Across large brands, you see this happen.
In the book R.E.D. Marketing, the authors talk about how specific campaigns for Taco Bell and KFC were credited with lifting sales in certain regions. April Dunford, the technology positioning expert, has said that simply changing a sales pitch for a commoditized product improved competitive win rates.
The piece here that stands out to us is the simplicity: a thing changed and it had this global impact.
Why, then, in the world of DTC are we so worked up about the minute impacts of our changes?
Jonah Berger, the Wharton professor who wrote “Contagious,” once wrote:
Why do people obsess over LinkedIn Connections or Twitter followers? SAT scores, golf handicaps, or even gas mileage? Because they are observable metrics that are easy to compare. Someone who has more LinkedIn connections must have more expertise. Someone with more Twitter followers must be more “influential.” So people use these metrics as a yardstick. An easy way to assess whether they are doing well.
But just because a metric is easy to capture doesn’t mean it’s the right metric to use. More followers don’t actually equal more influence. More connections don’t necessarily mean more expertise. They may just mean someone spends a lot of time on the site.
This collection of “little data” observations are interesting to us in light of Sarah’s LinkedIn post this week.
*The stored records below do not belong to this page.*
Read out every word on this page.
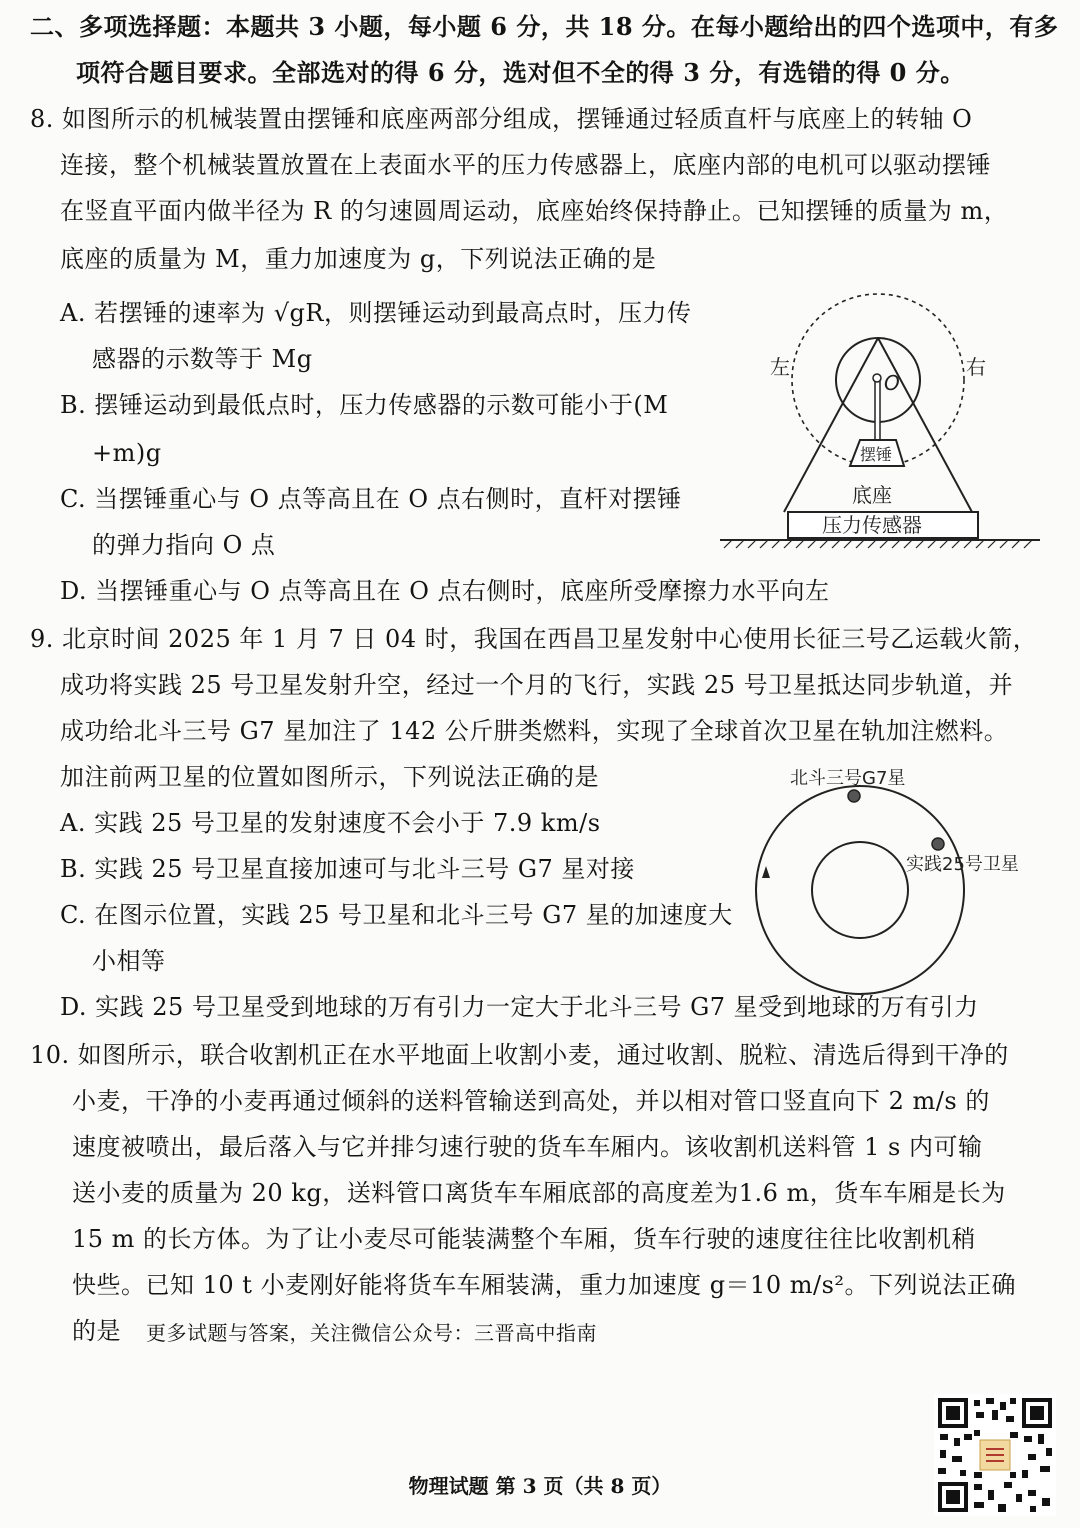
二、多项选择题：本题共 3 小题，每小题 6 分，共 18 分。在每小题给出的四个选项中，有多
项符合题目要求。全部选对的得 6 分，选对但不全的得 3 分，有选错的得 0 分。
8. 如图所示的机械装置由摆锤和底座两部分组成，摆锤通过轻质直杆与底座上的转轴 O
连接，整个机械装置放置在上表面水平的压力传感器上，底座内部的电机可以驱动摆锤
在竖直平面内做半径为 R 的匀速圆周运动，底座始终保持静止。已知摆锤的质量为 m，
底座的质量为 M，重力加速度为 g，下列说法正确的是
A. 若摆锤的速率为 √gR，则摆锤运动到最高点时，压力传
感器的示数等于 Mg
B. 摆锤运动到最低点时，压力传感器的示数可能小于(M
+m)g
C. 当摆锤重心与 O 点等高且在 O 点右侧时，直杆对摆锤
的弹力指向 O 点
D. 当摆锤重心与 O 点等高且在 O 点右侧时，底座所受摩擦力水平向左
左	右
O
摆锤
底座
压力传感器
9. 北京时间 2025 年 1 月 7 日 04 时，我国在西昌卫星发射中心使用长征三号乙运载火箭，
成功将实践 25 号卫星发射升空，经过一个月的飞行，实践 25 号卫星抵达同步轨道，并
成功给北斗三号 G7 星加注了 142 公斤肼类燃料，实现了全球首次卫星在轨加注燃料。
加注前两卫星的位置如图所示，下列说法正确的是
A. 实践 25 号卫星的发射速度不会小于 7.9 km/s
B. 实践 25 号卫星直接加速可与北斗三号 G7 星对接
C. 在图示位置，实践 25 号卫星和北斗三号 G7 星的加速度大
小相等
D. 实践 25 号卫星受到地球的万有引力一定大于北斗三号 G7 星受到地球的万有引力
北斗三号G7星
实践25号卫星
10. 如图所示，联合收割机正在水平地面上收割小麦，通过收割、脱粒、清选后得到干净的
小麦，干净的小麦再通过倾斜的送料管输送到高处，并以相对管口竖直向下 2 m/s 的
速度被喷出，最后落入与它并排匀速行驶的货车车厢内。该收割机送料管 1 s 内可输
送小麦的质量为 20 kg，送料管口离货车车厢底部的高度差为1.6 m，货车车厢是长为
15 m 的长方体。为了让小麦尽可能装满整个车厢，货车行驶的速度往往比收割机稍
快些。已知 10 t 小麦刚好能将货车车厢装满，重力加速度 g＝10 m/s²。下列说法正确
的是 更多试题与答案，关注微信公众号：三晋高中指南
物理试题 第 3 页（共 8 页）
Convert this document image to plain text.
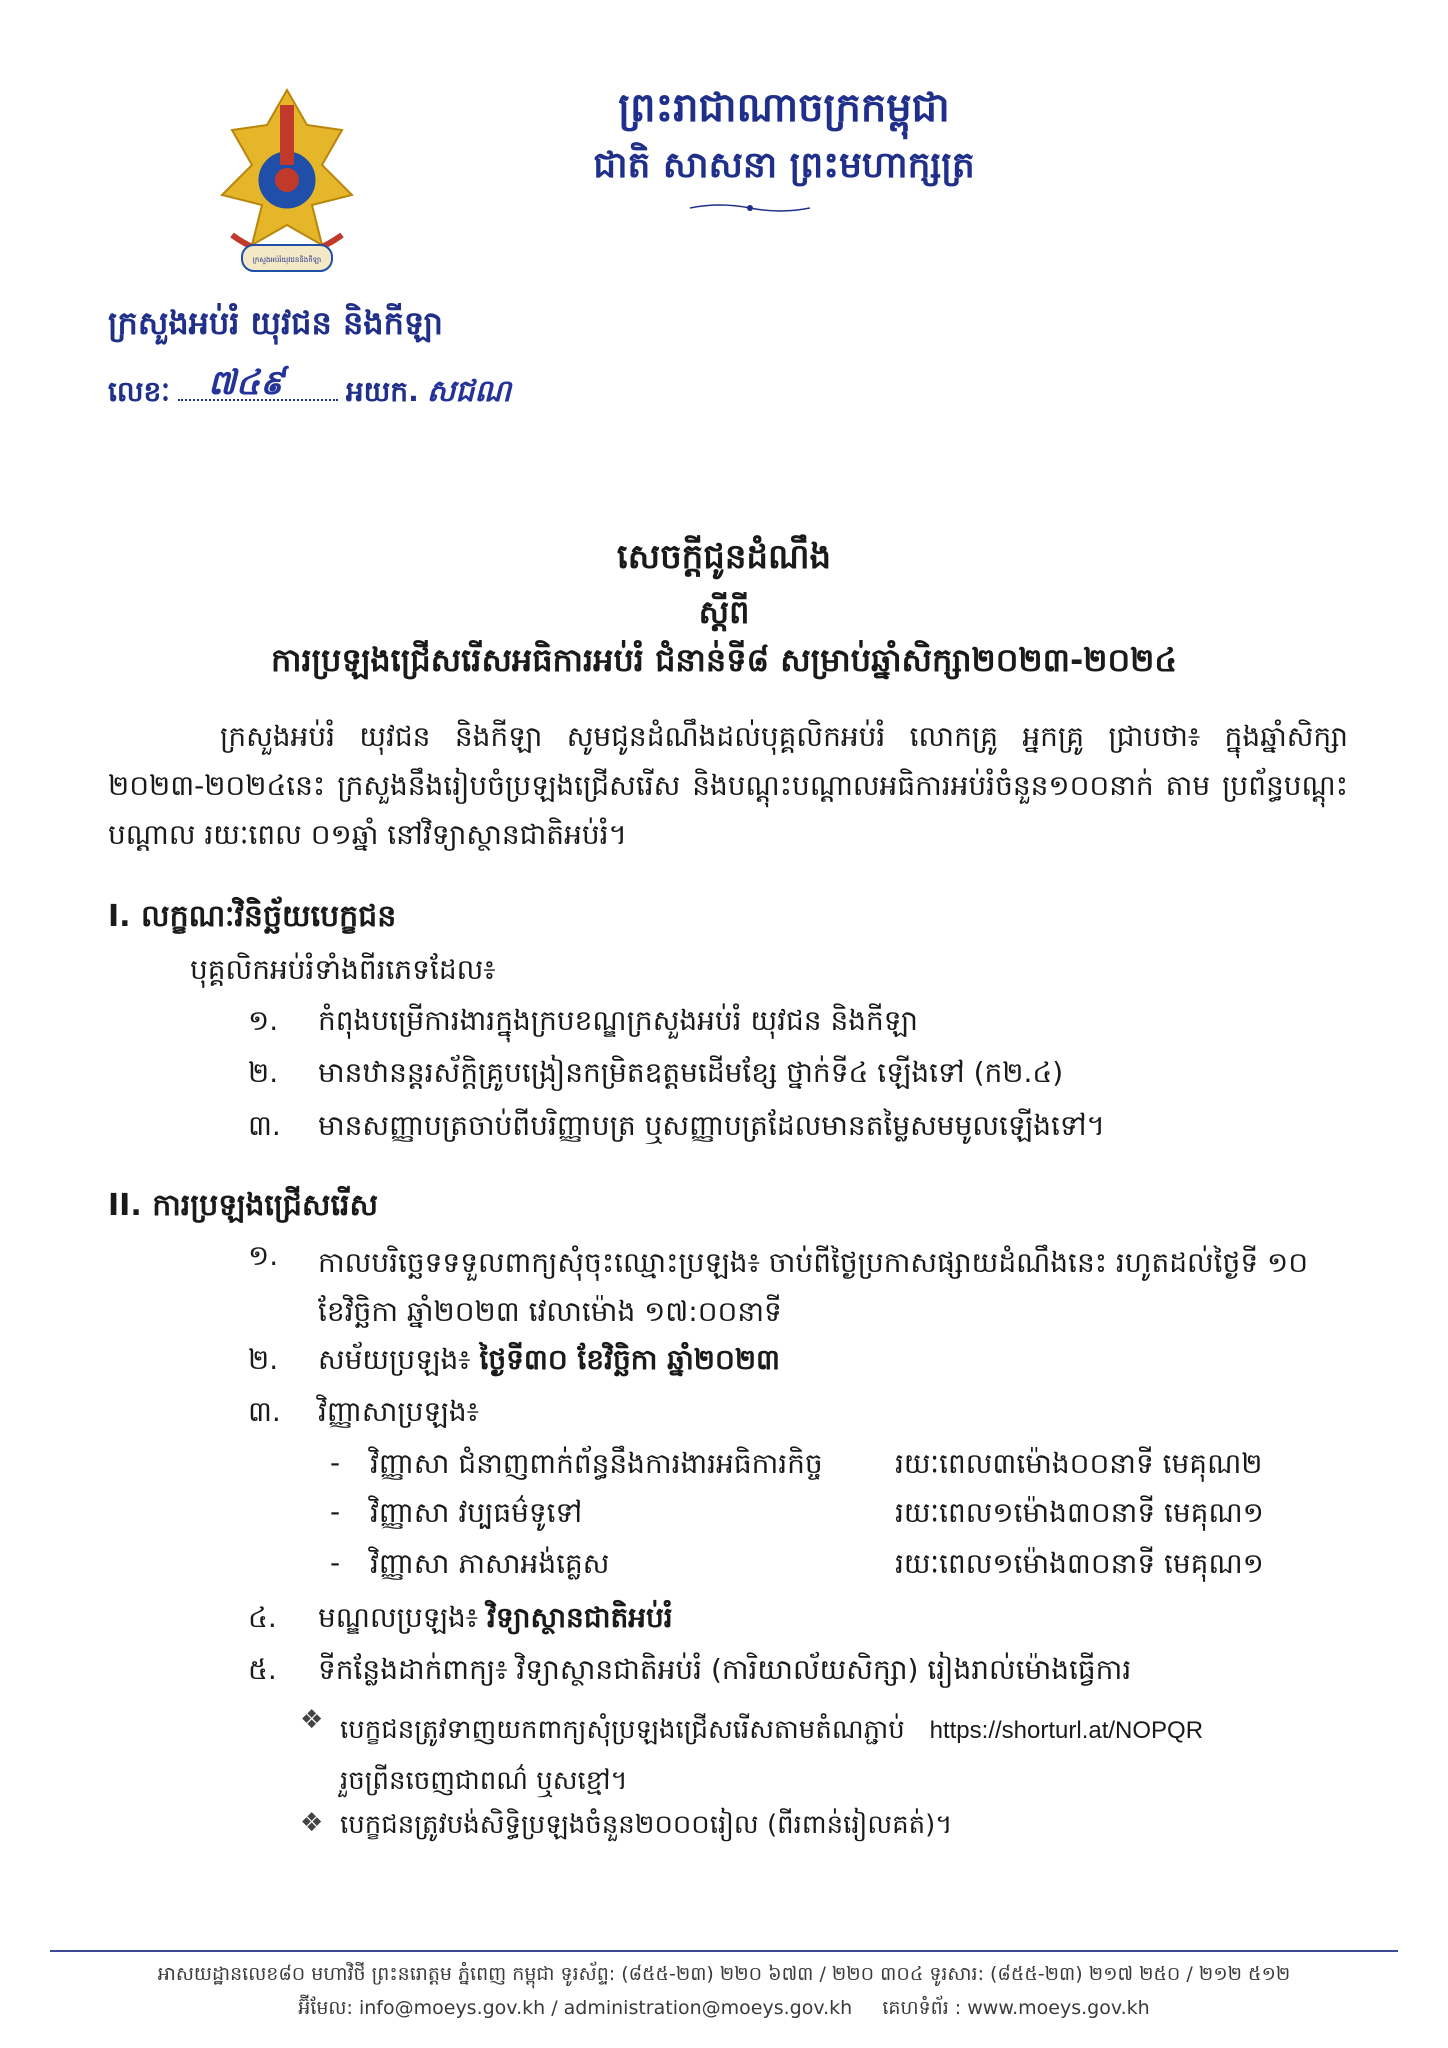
ព្រះរាជាណាចក្រកម្ពុជា
ជាតិ សាសនា ព្រះមហាក្សត្រ
ក្រសួងអប់រំយុវជននិងកីឡា
ក្រសួងអប់រំ យុវជន និងកីឡា
លេខៈ ៧៤៩ អយក. សជណ
សេចក្តីជូនដំណឹង
ស្តីពី
ការប្រឡងជ្រើសរើសអធិការអប់រំ ជំនាន់ទី៨ សម្រាប់ឆ្នាំសិក្សា២០២៣-២០២៤
ក្រសួងអប់រំ យុវជន និងកីឡា សូមជូនដំណឹងដល់បុគ្គលិកអប់រំ លោកគ្រូ អ្នកគ្រូ ជ្រាបថា៖ ក្នុងឆ្នាំសិក្សា ២០២៣-២០២៤នេះ ក្រសួងនឹងរៀបចំប្រឡងជ្រើសរើស និងបណ្តុះបណ្តាលអធិការអប់រំចំនួន១០០នាក់ តាម ប្រព័ន្ធបណ្តុះបណ្តាល រយៈពេល ០១ឆ្នាំ នៅវិទ្យាស្ថានជាតិអប់រំ។
I. លក្ខណៈវិនិច្ឆ័យបេក្ខជន
បុគ្គលិកអប់រំទាំងពីរភេទដែល៖
១.	កំពុងបម្រើការងារក្នុងក្របខណ្ឌក្រសួងអប់រំ យុវជន និងកីឡា
២.	មានឋានន្តរស័ក្តិគ្រូបង្រៀនកម្រិតឧត្តមដើមខ្សែ ថ្នាក់ទី៤ ឡើងទៅ (ក២.៤)
៣.	មានសញ្ញាបត្រចាប់ពីបរិញ្ញាបត្រ ឬសញ្ញាបត្រដែលមានតម្លៃសមមូលឡើងទៅ។
II. ការប្រឡងជ្រើសរើស
១.	កាលបរិច្ឆេទទទួលពាក្យសុំចុះឈ្មោះប្រឡង៖ ចាប់ពីថ្ងៃប្រកាសផ្សាយដំណឹងនេះ រហូតដល់ថ្ងៃទី ១០ ខែវិច្ឆិកា ឆ្នាំ២០២៣ វេលាម៉ោង ១៧:០០នាទី
២.	សម័យប្រឡង៖
ថ្ងៃទី៣០ ខែវិច្ឆិកា ឆ្នាំ២០២៣
៣.	វិញ្ញាសាប្រឡង៖
-	វិញ្ញាសា ជំនាញពាក់ព័ន្ធនឹងការងារអធិការកិច្ច	រយៈពេល៣ម៉ោង០០នាទី មេគុណ២
-	វិញ្ញាសា វប្បធម៌ទូទៅ	រយៈពេល១ម៉ោង៣០នាទី មេគុណ១
-	វិញ្ញាសា ភាសាអង់គ្លេស	រយៈពេល១ម៉ោង៣០នាទី មេគុណ១
៤.	មណ្ឌលប្រឡង៖
វិទ្យាស្ថានជាតិអប់រំ
៥.	ទីកន្លែងដាក់ពាក្យ៖ វិទ្យាស្ថានជាតិអប់រំ (ការិយាល័យសិក្សា) រៀងរាល់ម៉ោងធ្វើការ
❖ បេក្ខជនត្រូវទាញយកពាក្យសុំប្រឡងជ្រើសរើសតាមតំណភ្ជាប់ https://shorturl.at/NOPQR
រួចព្រីនចេញជាពណ៌ ឬសខ្មៅ។
❖ បេក្ខជនត្រូវបង់សិទ្ធិប្រឡងចំនួន២០០០រៀល (ពីរពាន់រៀលគត់)។
អាសយដ្ឋានលេខ៨០ មហាវិថី ព្រះនរោត្តម ភ្នំពេញ កម្ពុជា ទូរស័ព្ទ: (៨៥៥-២៣) ២២០ ៦៧៣ / ២២០ ៣០៤ ទូរសារ: (៨៥៥-២៣) ២១៧ ២៥០ / ២១២ ៥១២
អ៊ីមែល: info@moeys.gov.kh / administration@moeys.gov.kh គេហទំព័រ : www.moeys.gov.kh
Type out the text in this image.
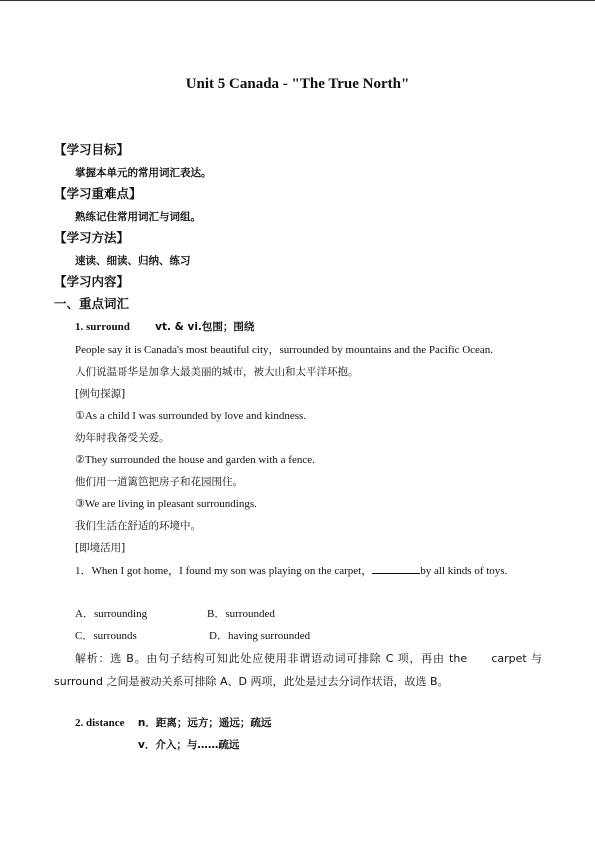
Unit 5 Canada - "The True North"
【学习目标】
掌握本单元的常用词汇表达。
【学习重难点】
熟练记住常用词汇与词组。
【学习方法】
速读、细读、归纳、练习
【学习内容】
一、重点词汇
1. surround vt. & vi.包围；围绕
People say it is Canada's most beautiful city，surrounded by mountains and the Pacific Ocean.
人们说温哥华是加拿大最美丽的城市，被大山和太平洋环抱。
[例句探源]
①As a child I was surrounded by love and kindness.
幼年时我备受关爱。
②They surrounded the house and garden with a fence.
他们用一道篱笆把房子和花园围住。
③We are living in pleasant surroundings.
我们生活在舒适的环境中。
[即境活用]
1．When I got home，I found my son was playing on the carpet，	by all kinds of toys.
A．surrounding	B．surrounded
C．surrounds	D．having surrounded
解析：选 B。由句子结构可知此处应使用非谓语动词可排除 C 项，再由 the　　carpet 与 surround 之间是被动关系可排除 A、D 两项，此处是过去分词作状语，故选 B。
2. distance n．距离；远方；遥远；疏远
v．介入；与……疏远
In it, she wrote that an early look for a correlation between email performance metrics and repurchase rates came up empty. In other words, your ESP-reported revenue per recipient in a replenishment flow or winback flow doesn’t appear to actually tell you whether it’s achieving its goal.
To pull from Berger, it may be easy to capture, but it’s not the right metric to use. It tells you little.
Instead, perhaps, maybe a move back to simplifying our approach would be beneficial.